I'm looking for some guidance on how to debug what appears to be a networking issue within a bare-metal k8s cluster.
The cluster hosts multiple applications apart from the one discussed below. I'm not the owner of everything running in the cluster, but I do know istio was introduced somewhat recently (previously using nginx-ingress).
I have a REST API application deployed on the cluster with a particular route that returns about 7MB worth of historical data (as a json structure). The API application caches the data using a python module to avoid any overhead from the DB (helm-mysql) queries or data processing. A web application (also deployed in the cluster) fetches the data from the API for display, but by using curl directly I've narrowed the problem to either the API app or networking. Further narrowing the problem scope, I am able to consistently get the data successfully when running curl in the container (docker exec bash and executing curl on localhost).
Example of running curl within the container:
# time curl -o /dev/null localhost/$ROUTE?numDays=30
% Total % Received % Xferd Average Speed Time Time Time Current
Dload Upload Total Spent Left Speed
100 6380k 100 6380k 0 0 2716k 0 0:00:02 0:00:02 --:--:-- 2716k
real 0m2.359s
user 0m0.007s
sys 0m0.012s
The problem comes when using the ingress or the cluster-ip to access the API application, which intermittently takes more than 2 min to complete.

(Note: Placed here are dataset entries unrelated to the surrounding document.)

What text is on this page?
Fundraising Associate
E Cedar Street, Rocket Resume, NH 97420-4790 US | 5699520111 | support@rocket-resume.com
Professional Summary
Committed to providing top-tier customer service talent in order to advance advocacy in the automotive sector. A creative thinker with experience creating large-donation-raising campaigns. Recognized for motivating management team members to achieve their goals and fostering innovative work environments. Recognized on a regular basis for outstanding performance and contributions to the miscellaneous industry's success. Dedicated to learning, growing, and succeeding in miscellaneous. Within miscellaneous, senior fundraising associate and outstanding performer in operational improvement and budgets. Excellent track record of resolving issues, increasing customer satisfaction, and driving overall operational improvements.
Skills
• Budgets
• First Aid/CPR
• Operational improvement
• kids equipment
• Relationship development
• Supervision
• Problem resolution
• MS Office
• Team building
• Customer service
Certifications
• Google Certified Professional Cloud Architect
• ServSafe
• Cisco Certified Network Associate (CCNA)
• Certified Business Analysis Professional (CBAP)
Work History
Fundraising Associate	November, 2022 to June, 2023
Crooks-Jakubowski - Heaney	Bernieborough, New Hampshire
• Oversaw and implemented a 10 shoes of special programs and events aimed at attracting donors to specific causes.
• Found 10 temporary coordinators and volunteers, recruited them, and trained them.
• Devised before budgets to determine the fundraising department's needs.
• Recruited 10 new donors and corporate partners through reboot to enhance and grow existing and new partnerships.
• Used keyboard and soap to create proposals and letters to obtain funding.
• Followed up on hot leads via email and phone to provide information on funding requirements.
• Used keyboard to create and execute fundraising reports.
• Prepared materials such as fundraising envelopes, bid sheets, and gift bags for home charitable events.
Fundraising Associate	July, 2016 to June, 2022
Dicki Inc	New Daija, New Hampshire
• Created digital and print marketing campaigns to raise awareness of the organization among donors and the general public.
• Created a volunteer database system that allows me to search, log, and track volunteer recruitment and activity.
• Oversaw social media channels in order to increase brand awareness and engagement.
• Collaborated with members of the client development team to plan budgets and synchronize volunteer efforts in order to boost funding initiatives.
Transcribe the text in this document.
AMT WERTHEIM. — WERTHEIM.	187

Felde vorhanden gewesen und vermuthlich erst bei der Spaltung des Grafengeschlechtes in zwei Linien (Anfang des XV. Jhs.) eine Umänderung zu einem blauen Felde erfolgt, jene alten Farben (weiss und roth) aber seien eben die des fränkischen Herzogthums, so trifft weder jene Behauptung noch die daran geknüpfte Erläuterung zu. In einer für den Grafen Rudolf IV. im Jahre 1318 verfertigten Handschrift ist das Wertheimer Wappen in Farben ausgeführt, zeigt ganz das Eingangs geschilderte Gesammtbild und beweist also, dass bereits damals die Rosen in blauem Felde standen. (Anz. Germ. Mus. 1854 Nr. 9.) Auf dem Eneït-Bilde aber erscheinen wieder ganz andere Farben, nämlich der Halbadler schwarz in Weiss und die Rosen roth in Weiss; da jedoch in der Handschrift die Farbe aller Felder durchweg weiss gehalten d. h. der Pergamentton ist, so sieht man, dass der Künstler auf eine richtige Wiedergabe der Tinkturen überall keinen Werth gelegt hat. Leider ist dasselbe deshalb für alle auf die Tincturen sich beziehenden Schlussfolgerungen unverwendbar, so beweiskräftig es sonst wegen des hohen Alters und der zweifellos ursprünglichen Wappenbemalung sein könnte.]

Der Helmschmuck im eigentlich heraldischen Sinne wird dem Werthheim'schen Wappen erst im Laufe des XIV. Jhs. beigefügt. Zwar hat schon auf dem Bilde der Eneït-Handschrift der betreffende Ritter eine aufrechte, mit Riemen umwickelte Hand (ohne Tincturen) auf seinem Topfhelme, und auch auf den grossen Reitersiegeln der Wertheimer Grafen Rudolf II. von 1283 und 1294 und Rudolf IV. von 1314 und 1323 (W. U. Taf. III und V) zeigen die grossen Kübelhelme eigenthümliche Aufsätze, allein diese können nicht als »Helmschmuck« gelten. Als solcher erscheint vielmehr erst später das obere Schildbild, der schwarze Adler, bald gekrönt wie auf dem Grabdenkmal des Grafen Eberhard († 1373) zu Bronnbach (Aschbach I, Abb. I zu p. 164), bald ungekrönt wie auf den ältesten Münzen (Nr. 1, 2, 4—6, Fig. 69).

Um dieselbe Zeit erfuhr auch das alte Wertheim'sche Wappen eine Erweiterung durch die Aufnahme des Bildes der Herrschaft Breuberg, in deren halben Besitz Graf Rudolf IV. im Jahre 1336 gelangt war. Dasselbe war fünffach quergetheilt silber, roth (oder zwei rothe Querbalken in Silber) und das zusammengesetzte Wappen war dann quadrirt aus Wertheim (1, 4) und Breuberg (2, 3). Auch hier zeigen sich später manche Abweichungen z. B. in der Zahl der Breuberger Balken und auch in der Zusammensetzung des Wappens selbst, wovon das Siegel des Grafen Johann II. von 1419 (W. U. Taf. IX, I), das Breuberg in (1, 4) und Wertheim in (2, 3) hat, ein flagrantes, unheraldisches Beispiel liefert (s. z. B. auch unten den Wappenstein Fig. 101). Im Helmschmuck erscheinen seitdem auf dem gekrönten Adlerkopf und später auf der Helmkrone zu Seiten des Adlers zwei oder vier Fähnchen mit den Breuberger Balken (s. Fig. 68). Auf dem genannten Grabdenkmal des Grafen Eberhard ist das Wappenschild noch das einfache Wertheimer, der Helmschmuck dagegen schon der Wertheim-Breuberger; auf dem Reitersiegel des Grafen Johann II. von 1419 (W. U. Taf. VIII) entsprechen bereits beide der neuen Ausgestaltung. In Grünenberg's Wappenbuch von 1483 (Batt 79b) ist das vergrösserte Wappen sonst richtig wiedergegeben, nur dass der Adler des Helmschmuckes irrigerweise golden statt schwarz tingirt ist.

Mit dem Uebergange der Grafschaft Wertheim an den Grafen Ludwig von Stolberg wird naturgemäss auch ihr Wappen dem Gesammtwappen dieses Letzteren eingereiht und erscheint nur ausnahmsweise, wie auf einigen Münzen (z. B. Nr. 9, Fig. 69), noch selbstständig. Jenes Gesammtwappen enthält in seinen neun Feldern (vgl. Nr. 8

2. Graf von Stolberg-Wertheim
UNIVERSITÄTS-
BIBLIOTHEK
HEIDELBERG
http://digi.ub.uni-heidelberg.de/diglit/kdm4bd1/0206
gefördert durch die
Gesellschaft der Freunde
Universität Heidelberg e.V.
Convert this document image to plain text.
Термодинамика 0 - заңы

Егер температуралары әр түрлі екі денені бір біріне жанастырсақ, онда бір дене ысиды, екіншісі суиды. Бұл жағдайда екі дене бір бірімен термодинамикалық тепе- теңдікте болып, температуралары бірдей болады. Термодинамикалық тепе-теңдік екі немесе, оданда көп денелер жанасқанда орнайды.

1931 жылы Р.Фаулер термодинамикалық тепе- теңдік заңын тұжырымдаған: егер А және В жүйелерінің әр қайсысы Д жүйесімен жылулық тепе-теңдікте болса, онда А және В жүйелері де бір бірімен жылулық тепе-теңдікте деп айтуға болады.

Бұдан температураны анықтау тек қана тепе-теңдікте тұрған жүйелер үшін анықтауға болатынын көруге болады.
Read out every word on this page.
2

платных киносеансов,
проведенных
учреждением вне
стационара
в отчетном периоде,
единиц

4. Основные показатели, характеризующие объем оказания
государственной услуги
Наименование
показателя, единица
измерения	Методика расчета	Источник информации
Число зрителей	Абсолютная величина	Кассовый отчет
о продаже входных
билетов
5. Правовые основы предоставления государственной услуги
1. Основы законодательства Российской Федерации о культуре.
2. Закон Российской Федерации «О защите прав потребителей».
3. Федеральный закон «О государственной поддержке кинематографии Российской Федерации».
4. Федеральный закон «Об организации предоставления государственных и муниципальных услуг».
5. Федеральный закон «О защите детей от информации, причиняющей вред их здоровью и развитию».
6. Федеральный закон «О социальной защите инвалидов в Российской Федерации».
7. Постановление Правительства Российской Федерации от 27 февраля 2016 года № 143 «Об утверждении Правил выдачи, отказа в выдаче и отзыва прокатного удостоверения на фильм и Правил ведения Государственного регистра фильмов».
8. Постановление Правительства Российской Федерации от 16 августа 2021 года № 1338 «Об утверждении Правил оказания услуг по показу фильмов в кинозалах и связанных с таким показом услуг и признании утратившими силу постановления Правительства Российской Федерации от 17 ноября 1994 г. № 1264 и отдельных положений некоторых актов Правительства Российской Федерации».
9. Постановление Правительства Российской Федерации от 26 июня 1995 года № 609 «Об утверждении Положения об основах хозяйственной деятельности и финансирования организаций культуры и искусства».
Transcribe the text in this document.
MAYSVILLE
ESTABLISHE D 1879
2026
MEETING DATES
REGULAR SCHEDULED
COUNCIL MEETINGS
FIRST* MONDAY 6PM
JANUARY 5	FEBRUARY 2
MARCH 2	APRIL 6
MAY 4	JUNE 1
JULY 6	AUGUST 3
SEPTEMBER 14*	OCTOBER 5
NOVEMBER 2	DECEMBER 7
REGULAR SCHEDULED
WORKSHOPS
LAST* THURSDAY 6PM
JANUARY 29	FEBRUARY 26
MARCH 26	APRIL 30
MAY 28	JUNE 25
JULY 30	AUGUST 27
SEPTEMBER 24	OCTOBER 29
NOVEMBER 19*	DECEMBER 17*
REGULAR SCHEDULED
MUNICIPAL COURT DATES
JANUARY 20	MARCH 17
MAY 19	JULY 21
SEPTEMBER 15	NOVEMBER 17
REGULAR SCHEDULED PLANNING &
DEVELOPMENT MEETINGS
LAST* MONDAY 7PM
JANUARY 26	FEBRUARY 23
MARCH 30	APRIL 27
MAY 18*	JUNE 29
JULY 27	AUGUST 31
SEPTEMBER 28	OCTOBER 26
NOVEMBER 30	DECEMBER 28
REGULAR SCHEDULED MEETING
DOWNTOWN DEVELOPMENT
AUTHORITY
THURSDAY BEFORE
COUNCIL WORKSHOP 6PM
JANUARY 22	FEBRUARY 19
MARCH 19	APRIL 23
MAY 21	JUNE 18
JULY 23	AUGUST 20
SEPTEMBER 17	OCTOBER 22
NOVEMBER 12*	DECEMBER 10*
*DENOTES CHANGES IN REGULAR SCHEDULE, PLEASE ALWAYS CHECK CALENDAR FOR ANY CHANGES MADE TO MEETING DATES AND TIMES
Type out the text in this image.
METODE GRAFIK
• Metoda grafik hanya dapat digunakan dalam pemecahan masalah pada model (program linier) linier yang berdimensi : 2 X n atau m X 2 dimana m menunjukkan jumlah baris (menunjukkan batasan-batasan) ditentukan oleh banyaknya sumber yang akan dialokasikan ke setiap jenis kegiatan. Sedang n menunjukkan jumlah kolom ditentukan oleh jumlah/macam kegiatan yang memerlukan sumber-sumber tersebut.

The failure occurs more than 50% of the time.
$ time curl -o /dev/null $CLUSTER_IP/$ROUTE?numDays=30
% Total % Received % Xferd Average Speed Time Time Time Current
Dload Upload Total Spent Left Speed
100 6380k 100 6380k 0 0 51523 0 0:02:06 0:02:06 --:--:-- 331k
real 2m6.810s
user 0m0.011s
sys 0m0.038s
In these examples of the response taking 2 min, they originally send a partial amount of the data.. then after 2 min we get 100%. (Below output shows 81% data after a few seconds have elapsed)
$ time curl -o /dev/null $CLUSTER_IP/$ROUTE?numDays=30
% Total % Received % Xferd Average Speed Time Time Time Current
Dload Upload Total Spent Left Speed
81 6380k 81 5178k 0 0 988k 0 0:00:06 0:00:05 0:00:01 1222k
I'm looking for any help or suggestions on how to proceed with debugging the issue.
Kubernetes version:
$ kubectl version
Client Version: version.Info{Major:"1", Minor:"14", GitVersion:"v1.14.3", GitCommit:"5e53fd6bc17c0dec8434817e69b04a25d8ae0ff0", GitTreeState:"clean", BuildDate:"2019-06-06T01:44:30Z", GoVersion:"go1.12.5", Compiler:"gc", Platform:"linux/amd64"}
Server Version: version.Info{Major:"1", Minor:"14", GitVersion:"v1.14.3", GitCommit:"5e53fd6bc17c0dec8434817e69b04a25d8ae0ff0", GitTreeState:"clean", BuildDate:"2019-06-06T01:36:19Z", GoVersion:"go1.12.5", Compiler:"gc", Platform:"linux/amd64"}
Additional detail to answer comments:
A work-around was in place to reduce the amount of data for 30days from ~7MB to ~3MB. Additional changes were made to reduce the data further by changing the default from 30 days to 14 days (further reducing data to ~1.5MB). This worked for a while, until strangely one of the other independent applications in the cluster was upgraded, let’s call it APP2. I do not own APP2, I know it was upgraded from release notes and can see the AGE in the get pods output.
Please correct me if I’m wrong:
Running from a node within the cluster (POD is running on a separate node), the CLUSTER_IP and POD_IP both respond consistently, but the INGRESS hits the issue. Running on some VM external to the cluster, the CLUSTER_IP and INGRESS both hit the issue (POD_IP not possible externally).
Furthermore, when a curl to the CLUSTER_IP on an external host is stuck.. I can successfully run internal curls using the POD and CLUSTER_IP.
The get pods output is pretty long. A summary: all pods related to MYAPP are running. There are a few istio-telemetry pods that are Evicted. There also appears to be one APP2 pod stuck in Terminating with over 2k restarts.
There is one endpoint registered to the service (one IP address under subsets->addresses->ip) and there is 1 POD serving the data.
Thanks all for the feedback.
We upgraded Isitio to 1.3.3, and noticed the sidecar was missing and re-added that. The intermittency appears to be resolved.